Question

O is the centre of circle, chords MN and RS are intersecting at P.if OP is the bisector of AngleMPR,prove that MN=RS​

Answer 1

Step-by-step explanation:

first approve 90 degree then prove the triangle similar and by then op is bisector angle MPR

so , MN=RS

Answer 2

O is the centre of circle, chords MN and RS are intersecting at P.if OP is the bisector of AngleMPR, then MN=RS​.

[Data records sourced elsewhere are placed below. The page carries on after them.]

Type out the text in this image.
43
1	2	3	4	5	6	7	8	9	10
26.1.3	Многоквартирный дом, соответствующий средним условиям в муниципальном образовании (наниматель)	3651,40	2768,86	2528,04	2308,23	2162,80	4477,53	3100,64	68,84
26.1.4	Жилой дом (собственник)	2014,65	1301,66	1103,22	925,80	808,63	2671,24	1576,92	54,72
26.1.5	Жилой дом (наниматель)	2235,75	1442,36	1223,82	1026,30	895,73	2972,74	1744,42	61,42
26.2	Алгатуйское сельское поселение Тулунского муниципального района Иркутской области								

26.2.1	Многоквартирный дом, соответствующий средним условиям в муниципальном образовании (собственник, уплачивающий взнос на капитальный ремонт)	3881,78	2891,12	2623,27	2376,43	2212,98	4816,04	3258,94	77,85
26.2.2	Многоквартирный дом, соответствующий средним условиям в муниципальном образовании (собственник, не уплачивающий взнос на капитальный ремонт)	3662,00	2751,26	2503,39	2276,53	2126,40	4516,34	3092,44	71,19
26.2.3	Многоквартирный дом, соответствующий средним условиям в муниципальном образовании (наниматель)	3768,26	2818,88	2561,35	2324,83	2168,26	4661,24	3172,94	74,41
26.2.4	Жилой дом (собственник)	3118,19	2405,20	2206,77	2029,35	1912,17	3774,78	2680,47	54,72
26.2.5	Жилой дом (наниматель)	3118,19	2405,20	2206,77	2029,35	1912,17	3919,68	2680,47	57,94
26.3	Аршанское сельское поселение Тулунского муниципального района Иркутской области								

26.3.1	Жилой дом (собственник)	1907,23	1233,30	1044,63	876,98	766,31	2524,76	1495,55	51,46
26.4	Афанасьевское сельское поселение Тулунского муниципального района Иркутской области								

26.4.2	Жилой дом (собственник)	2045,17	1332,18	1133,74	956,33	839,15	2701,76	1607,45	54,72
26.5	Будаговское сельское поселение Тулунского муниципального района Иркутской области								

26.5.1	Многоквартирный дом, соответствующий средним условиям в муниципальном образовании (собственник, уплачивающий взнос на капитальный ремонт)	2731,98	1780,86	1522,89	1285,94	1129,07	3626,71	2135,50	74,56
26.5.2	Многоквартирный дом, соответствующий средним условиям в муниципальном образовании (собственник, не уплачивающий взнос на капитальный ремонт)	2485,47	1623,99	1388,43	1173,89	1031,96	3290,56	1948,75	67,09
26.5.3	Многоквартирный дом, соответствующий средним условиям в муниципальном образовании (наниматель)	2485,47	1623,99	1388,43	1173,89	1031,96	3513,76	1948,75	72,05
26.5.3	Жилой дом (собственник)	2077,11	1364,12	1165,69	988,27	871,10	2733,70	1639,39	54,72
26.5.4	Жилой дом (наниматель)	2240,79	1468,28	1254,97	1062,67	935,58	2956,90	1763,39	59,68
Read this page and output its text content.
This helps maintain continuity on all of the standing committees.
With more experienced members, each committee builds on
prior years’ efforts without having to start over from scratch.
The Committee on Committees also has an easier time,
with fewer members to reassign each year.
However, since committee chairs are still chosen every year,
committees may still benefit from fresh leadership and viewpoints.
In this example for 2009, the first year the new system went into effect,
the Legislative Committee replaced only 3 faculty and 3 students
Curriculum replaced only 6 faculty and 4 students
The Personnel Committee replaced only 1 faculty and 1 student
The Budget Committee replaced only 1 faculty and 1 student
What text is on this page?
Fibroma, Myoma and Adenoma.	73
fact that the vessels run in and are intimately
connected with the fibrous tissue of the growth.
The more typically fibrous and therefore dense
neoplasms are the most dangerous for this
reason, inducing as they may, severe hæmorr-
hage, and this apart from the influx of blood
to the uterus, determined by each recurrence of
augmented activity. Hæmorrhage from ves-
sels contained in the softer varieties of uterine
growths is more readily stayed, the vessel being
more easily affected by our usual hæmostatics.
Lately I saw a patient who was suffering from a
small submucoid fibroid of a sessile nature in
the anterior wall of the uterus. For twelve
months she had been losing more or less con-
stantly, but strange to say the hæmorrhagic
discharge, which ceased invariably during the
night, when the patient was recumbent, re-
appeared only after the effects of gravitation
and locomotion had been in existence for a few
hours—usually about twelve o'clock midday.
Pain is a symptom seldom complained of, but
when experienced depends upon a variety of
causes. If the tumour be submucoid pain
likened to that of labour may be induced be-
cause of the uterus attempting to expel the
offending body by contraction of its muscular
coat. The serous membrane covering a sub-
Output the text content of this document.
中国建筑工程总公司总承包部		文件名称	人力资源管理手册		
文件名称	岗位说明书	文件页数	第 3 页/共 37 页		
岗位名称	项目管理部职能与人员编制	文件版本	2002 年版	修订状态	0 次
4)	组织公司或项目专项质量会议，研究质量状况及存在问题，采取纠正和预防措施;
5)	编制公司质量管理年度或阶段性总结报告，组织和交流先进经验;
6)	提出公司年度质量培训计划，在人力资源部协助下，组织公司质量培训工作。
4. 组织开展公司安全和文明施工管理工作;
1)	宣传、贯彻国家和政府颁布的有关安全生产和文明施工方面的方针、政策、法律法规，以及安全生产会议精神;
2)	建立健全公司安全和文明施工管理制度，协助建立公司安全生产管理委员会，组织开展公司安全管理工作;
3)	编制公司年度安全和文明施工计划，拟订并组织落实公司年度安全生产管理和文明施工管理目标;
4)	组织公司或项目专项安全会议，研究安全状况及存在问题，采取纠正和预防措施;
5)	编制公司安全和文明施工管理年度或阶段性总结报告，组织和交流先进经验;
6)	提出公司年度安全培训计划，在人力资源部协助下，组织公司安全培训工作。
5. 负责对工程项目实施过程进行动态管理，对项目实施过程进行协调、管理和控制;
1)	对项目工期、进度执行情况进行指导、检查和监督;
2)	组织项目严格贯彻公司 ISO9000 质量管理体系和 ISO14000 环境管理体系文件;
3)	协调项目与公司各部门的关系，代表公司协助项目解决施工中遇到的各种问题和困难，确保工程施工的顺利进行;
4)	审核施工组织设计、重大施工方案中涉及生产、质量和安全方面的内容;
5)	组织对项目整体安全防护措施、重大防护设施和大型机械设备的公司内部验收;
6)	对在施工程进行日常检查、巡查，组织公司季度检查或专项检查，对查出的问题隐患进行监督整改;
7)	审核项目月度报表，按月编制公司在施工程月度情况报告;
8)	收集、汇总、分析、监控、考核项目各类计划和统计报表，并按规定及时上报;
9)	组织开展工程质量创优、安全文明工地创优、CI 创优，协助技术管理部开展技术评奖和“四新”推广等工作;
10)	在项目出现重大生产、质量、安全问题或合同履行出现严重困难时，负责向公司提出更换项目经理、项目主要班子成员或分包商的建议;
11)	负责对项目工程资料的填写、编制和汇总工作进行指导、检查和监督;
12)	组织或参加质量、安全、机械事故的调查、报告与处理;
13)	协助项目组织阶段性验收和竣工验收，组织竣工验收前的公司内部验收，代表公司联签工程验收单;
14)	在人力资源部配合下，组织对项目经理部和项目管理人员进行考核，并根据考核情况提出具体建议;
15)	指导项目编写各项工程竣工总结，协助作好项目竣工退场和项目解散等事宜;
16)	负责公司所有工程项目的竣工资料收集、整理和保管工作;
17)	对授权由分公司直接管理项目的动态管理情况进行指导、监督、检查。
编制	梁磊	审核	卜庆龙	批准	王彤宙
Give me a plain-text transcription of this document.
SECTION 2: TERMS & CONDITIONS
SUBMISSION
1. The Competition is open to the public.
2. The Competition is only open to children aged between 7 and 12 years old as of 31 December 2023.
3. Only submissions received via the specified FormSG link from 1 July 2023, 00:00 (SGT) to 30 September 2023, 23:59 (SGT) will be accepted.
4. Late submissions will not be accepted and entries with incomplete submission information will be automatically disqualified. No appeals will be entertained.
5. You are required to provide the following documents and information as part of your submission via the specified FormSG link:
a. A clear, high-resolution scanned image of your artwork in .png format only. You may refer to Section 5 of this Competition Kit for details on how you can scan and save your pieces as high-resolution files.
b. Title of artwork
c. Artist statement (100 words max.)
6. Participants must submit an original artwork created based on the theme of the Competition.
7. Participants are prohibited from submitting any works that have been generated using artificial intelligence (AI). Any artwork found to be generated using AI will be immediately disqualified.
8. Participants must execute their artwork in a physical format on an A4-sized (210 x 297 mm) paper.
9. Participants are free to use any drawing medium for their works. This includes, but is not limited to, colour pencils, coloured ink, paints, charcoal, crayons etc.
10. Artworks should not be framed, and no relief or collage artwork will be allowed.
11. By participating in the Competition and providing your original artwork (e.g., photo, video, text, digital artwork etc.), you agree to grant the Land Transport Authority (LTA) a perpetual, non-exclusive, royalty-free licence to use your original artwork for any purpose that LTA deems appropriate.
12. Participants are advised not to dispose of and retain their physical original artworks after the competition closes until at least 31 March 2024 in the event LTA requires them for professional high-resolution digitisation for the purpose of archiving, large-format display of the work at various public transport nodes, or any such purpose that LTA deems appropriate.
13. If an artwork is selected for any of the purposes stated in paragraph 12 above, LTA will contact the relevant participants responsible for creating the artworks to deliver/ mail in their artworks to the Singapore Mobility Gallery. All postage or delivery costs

Drop a perpendicular from centre O to the chords MN and RS. Let the foot of perpendiculars be X and Y respectivly.

In ΔPXO and ΔPYO,

• ∠XPO = ∠YPO , angle bisector is OP

• ∠PXO = ∠PYO = 90 degree

• OP = OP , common side.

Therefore by AAS Congruence rule,

• ΔPXO ≅ ΔPYO

• This implies OX = OY , 2 corresponding sides of congruent triangles.

Consider in ΔMXO and ΔRYO

• since , sin( ∠XMO )  = radius/perpendicular = OM/OX

• also sin (∠YRO ) = radius / perpendicular = OR/OY

• Since OR = OM = radius of circle

• and OY = OX , proved earlier.

• Therefore ∠NMO = ∠SRO

Therefore by AAS congruence rule,

• ΔMXO = ΔRYO

Therefore MX = RY

==> If length of perpendicular from the center to two chords are equal, then the length of chords are equal.

We know perpendicular from the centre to the chords of a circle, bisects  the chord.

Therefore, 2MX = MN = 2RY = RS

Thus proved that MN = RS